First time builder – working on a Wherry.  I’m doing the sand down of the interior of the boat prior to adding the "two thick coats" of epoxy.  My question is: how silky smooth do all of the fillets have to be before painting on the epoxy coats?  Right now my fillets have very small dimples in them (mostly visible when filled with dust from sanding!) – will the epoxy coats fill and smooth all of these small dimples, or do I have to keep sanding??  Thanks!

In my experience (also as a first time builder) any hole/dimple no matter how small ends up staying a hole after coating with epoxy.  I decided I'd just live with the imperfections and didn't bother sanding obsessively.  Alternatively, you could 'fair' the fillets with thickened epoxy (I did a bit of that around the skeg) though I'm not sure the effort is worth it...

Mihai

This is probably too late - but apply a thin over-coat of epoxy.  Blend it in the best you can then wait about an hour.  Use alcohol as a wettng agent to blend in the epoxy even more.

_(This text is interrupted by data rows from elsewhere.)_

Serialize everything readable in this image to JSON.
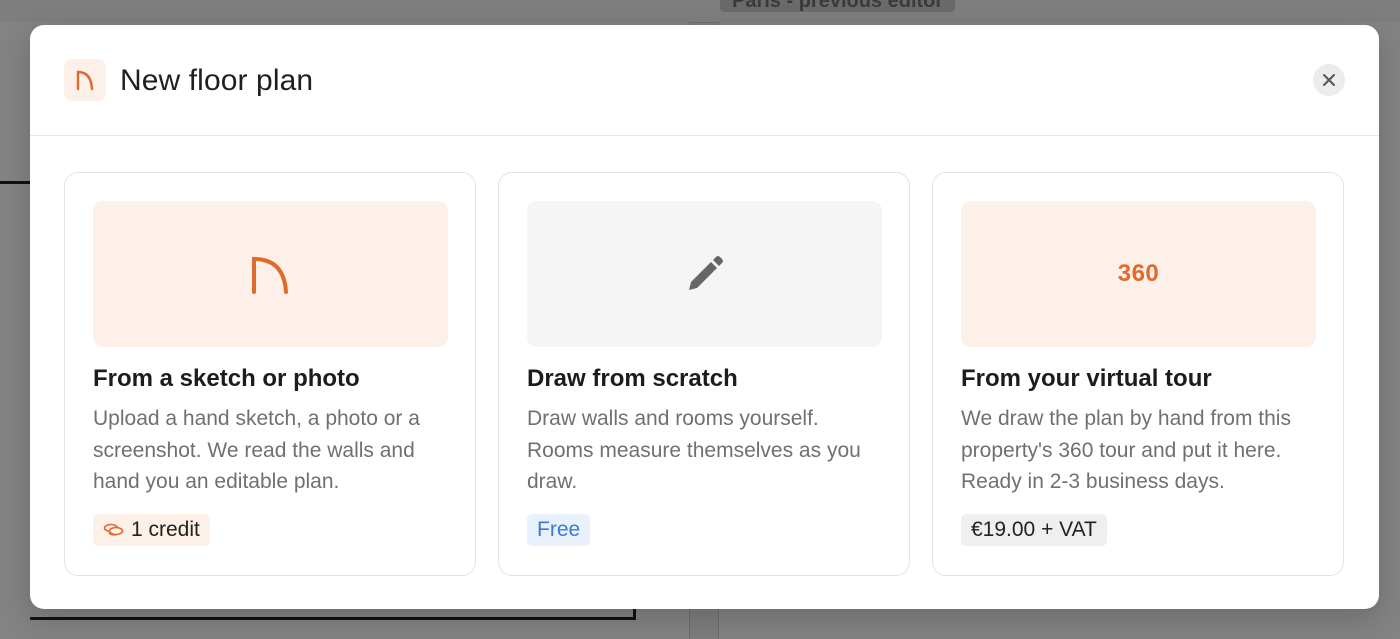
{
  "background": {
    "breadcrumb": "Paris - previous editor"
  },
  "modal": {
    "title": "New floor plan",
    "header_icon": "floor-plan-arc-icon",
    "close_icon": "close-icon"
  },
  "cards": [
    {
      "media_icon": "floor-plan-arc-icon",
      "title": "From a sketch or photo",
      "description": "Upload a hand sketch, a photo or a screenshot. We read the walls and hand you an editable plan.",
      "badge_icon": "coins-icon",
      "badge": "1 credit"
    },
    {
      "media_icon": "pencil-icon",
      "title": "Draw from scratch",
      "description": "Draw walls and rooms yourself. Rooms measure themselves as you draw.",
      "badge": "Free"
    },
    {
      "media_text": "360",
      "title": "From your virtual tour",
      "description": "We draw the plan by hand from this property's 360 tour and put it here. Ready in 2-3 business days.",
      "badge": "€19.00 + VAT"
    }
  ],
  "colors": {
    "accent": "#e06a2c",
    "accent_bg": "#fdf0e8",
    "free_text": "#3a7bd5",
    "free_bg": "#e8f1fc"
  }
}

I did not do this but the 5 coats of spar varnish did fill in the holes.  GOOD LUCK

You said, "prior to adding the "two thick coats of epoxy...".  My suggestion is to not add "thick" coats of epoxy.  Make the coats as thin as you can get them, using a plastic epoxy spreader to get it as thin as possible then tipping out with a foam brush where necessary.  You can always add multiple coats of epoxy to make it as thick as you desire but if you put it on thick it will be impossible to stop the runs and puddles that the epoxy slowly forms before cure.  This is the voice of experience.  I'm still sanding.

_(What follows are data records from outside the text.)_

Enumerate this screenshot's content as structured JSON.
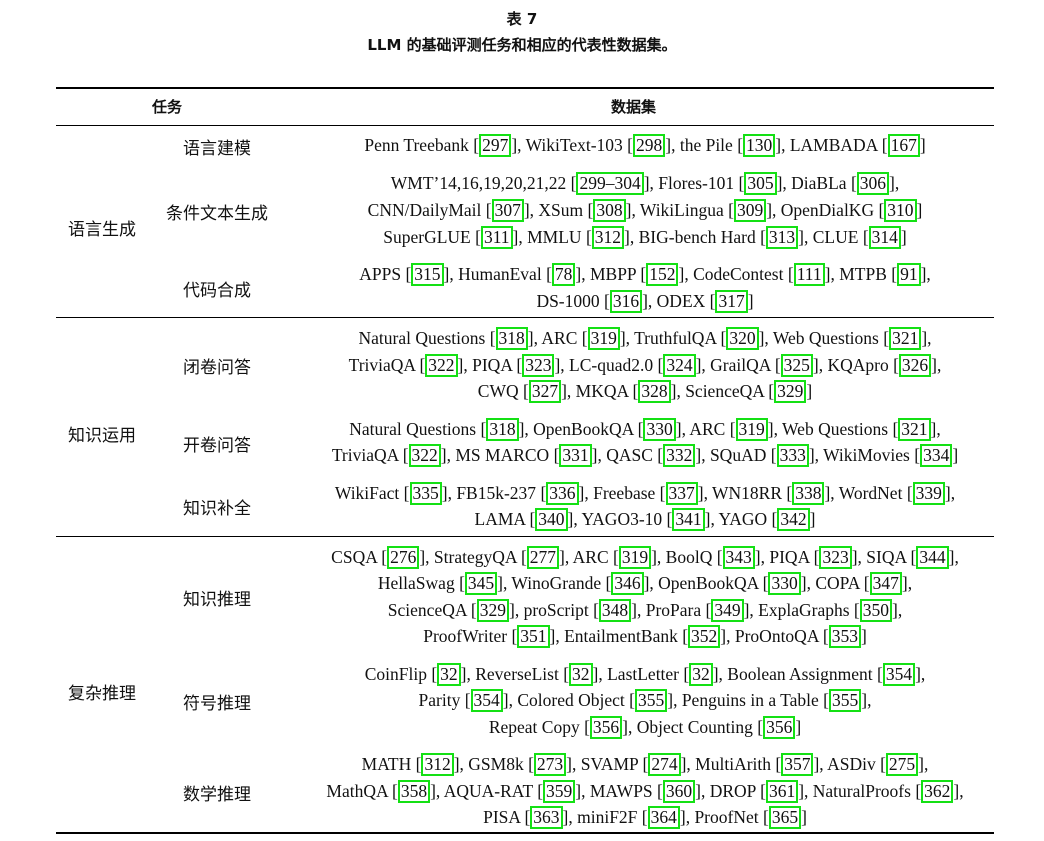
{
  "caption": {
    "label": "表 7",
    "title": "LLM 的基础评测任务和相应的代表性数据集。"
  },
  "header": {
    "task": "任务",
    "dataset": "数据集"
  },
  "categories": [
    "语言生成",
    "知识运用",
    "复杂推理"
  ],
  "tasks": [
    "语言建模",
    "条件文本生成",
    "代码合成",
    "闭卷问答",
    "开卷问答",
    "知识补全",
    "知识推理",
    "符号推理",
    "数学推理"
  ],
  "rows": [
    [
      [
        "Penn Treebank ",
        "297"
      ],
      [
        ", WikiText-103 ",
        "298"
      ],
      [
        ", the Pile ",
        "130"
      ],
      [
        ", LAMBADA ",
        "167"
      ]
    ],
    [
      [
        "WMT’14,16,19,20,21,22 ",
        "299–304"
      ],
      [
        ", Flores-101 ",
        "305"
      ],
      [
        ", DiaBLa ",
        "306"
      ],
      [
        ",",
        ""
      ]
    ],
    [
      [
        "CNN/DailyMail ",
        "307"
      ],
      [
        ", XSum ",
        "308"
      ],
      [
        ", WikiLingua ",
        "309"
      ],
      [
        ", OpenDialKG ",
        "310"
      ]
    ],
    [
      [
        "SuperGLUE ",
        "311"
      ],
      [
        ", MMLU ",
        "312"
      ],
      [
        ", BIG-bench Hard ",
        "313"
      ],
      [
        ", CLUE ",
        "314"
      ]
    ],
    [
      [
        "APPS ",
        "315"
      ],
      [
        ", HumanEval ",
        "78"
      ],
      [
        ", MBPP ",
        "152"
      ],
      [
        ", CodeContest ",
        "111"
      ],
      [
        ", MTPB ",
        "91"
      ],
      [
        ",",
        ""
      ]
    ],
    [
      [
        "DS-1000 ",
        "316"
      ],
      [
        ", ODEX ",
        "317"
      ]
    ],
    [
      [
        "Natural Questions ",
        "318"
      ],
      [
        ", ARC ",
        "319"
      ],
      [
        ", TruthfulQA ",
        "320"
      ],
      [
        ", Web Questions ",
        "321"
      ],
      [
        ",",
        ""
      ]
    ],
    [
      [
        "TriviaQA ",
        "322"
      ],
      [
        ", PIQA ",
        "323"
      ],
      [
        ", LC-quad2.0 ",
        "324"
      ],
      [
        ", GrailQA ",
        "325"
      ],
      [
        ", KQApro ",
        "326"
      ],
      [
        ",",
        ""
      ]
    ],
    [
      [
        "CWQ ",
        "327"
      ],
      [
        ", MKQA ",
        "328"
      ],
      [
        ", ScienceQA ",
        "329"
      ]
    ],
    [
      [
        "Natural Questions ",
        "318"
      ],
      [
        ", OpenBookQA ",
        "330"
      ],
      [
        ", ARC ",
        "319"
      ],
      [
        ", Web Questions ",
        "321"
      ],
      [
        ",",
        ""
      ]
    ],
    [
      [
        "TriviaQA ",
        "322"
      ],
      [
        ", MS MARCO ",
        "331"
      ],
      [
        ", QASC ",
        "332"
      ],
      [
        ", SQuAD ",
        "333"
      ],
      [
        ", WikiMovies ",
        "334"
      ]
    ],
    [
      [
        "WikiFact ",
        "335"
      ],
      [
        ", FB15k-237 ",
        "336"
      ],
      [
        ", Freebase ",
        "337"
      ],
      [
        ", WN18RR ",
        "338"
      ],
      [
        ", WordNet ",
        "339"
      ],
      [
        ",",
        ""
      ]
    ],
    [
      [
        "LAMA ",
        "340"
      ],
      [
        ", YAGO3-10 ",
        "341"
      ],
      [
        ", YAGO ",
        "342"
      ]
    ],
    [
      [
        "CSQA ",
        "276"
      ],
      [
        ", StrategyQA ",
        "277"
      ],
      [
        ", ARC ",
        "319"
      ],
      [
        ", BoolQ ",
        "343"
      ],
      [
        ", PIQA ",
        "323"
      ],
      [
        ", SIQA ",
        "344"
      ],
      [
        ",",
        ""
      ]
    ],
    [
      [
        "HellaSwag ",
        "345"
      ],
      [
        ", WinoGrande ",
        "346"
      ],
      [
        ", OpenBookQA ",
        "330"
      ],
      [
        ", COPA ",
        "347"
      ],
      [
        ",",
        ""
      ]
    ],
    [
      [
        "ScienceQA ",
        "329"
      ],
      [
        ", proScript ",
        "348"
      ],
      [
        ", ProPara ",
        "349"
      ],
      [
        ", ExplaGraphs ",
        "350"
      ],
      [
        ",",
        ""
      ]
    ],
    [
      [
        "ProofWriter ",
        "351"
      ],
      [
        ", EntailmentBank ",
        "352"
      ],
      [
        ", ProOntoQA ",
        "353"
      ]
    ],
    [
      [
        "CoinFlip ",
        "32"
      ],
      [
        ", ReverseList ",
        "32"
      ],
      [
        ", LastLetter ",
        "32"
      ],
      [
        ", Boolean Assignment ",
        "354"
      ],
      [
        ",",
        ""
      ]
    ],
    [
      [
        "Parity ",
        "354"
      ],
      [
        ", Colored Object ",
        "355"
      ],
      [
        ", Penguins in a Table ",
        "355"
      ],
      [
        ",",
        ""
      ]
    ],
    [
      [
        "Repeat Copy ",
        "356"
      ],
      [
        ", Object Counting ",
        "356"
      ]
    ],
    [
      [
        "MATH ",
        "312"
      ],
      [
        ", GSM8k ",
        "273"
      ],
      [
        ", SVAMP ",
        "274"
      ],
      [
        ", MultiArith ",
        "357"
      ],
      [
        ", ASDiv ",
        "275"
      ],
      [
        ",",
        ""
      ]
    ],
    [
      [
        "MathQA ",
        "358"
      ],
      [
        ", AQUA-RAT ",
        "359"
      ],
      [
        ", MAWPS ",
        "360"
      ],
      [
        ", DROP ",
        "361"
      ],
      [
        ", NaturalProofs ",
        "362"
      ],
      [
        ",",
        ""
      ]
    ],
    [
      [
        "PISA ",
        "363"
      ],
      [
        ", miniF2F ",
        "364"
      ],
      [
        ", ProofNet ",
        "365"
      ]
    ]
  ],
  "colors": {
    "ref_box": "#14e014",
    "rule": "#000000"
  }
}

Many of the dimples might be tiny bubbles in the fillet that become exposed by sanding, so just continuing to sand might never get rid of them. If you want a super smooth fillet for aesthetic reasons, you will probably need to fill the tiny craters with a light application of somewhat thickened epoxy. Then a careful sanding before coating with thin coats of unthickened epoxy should produce the smoothness that you want.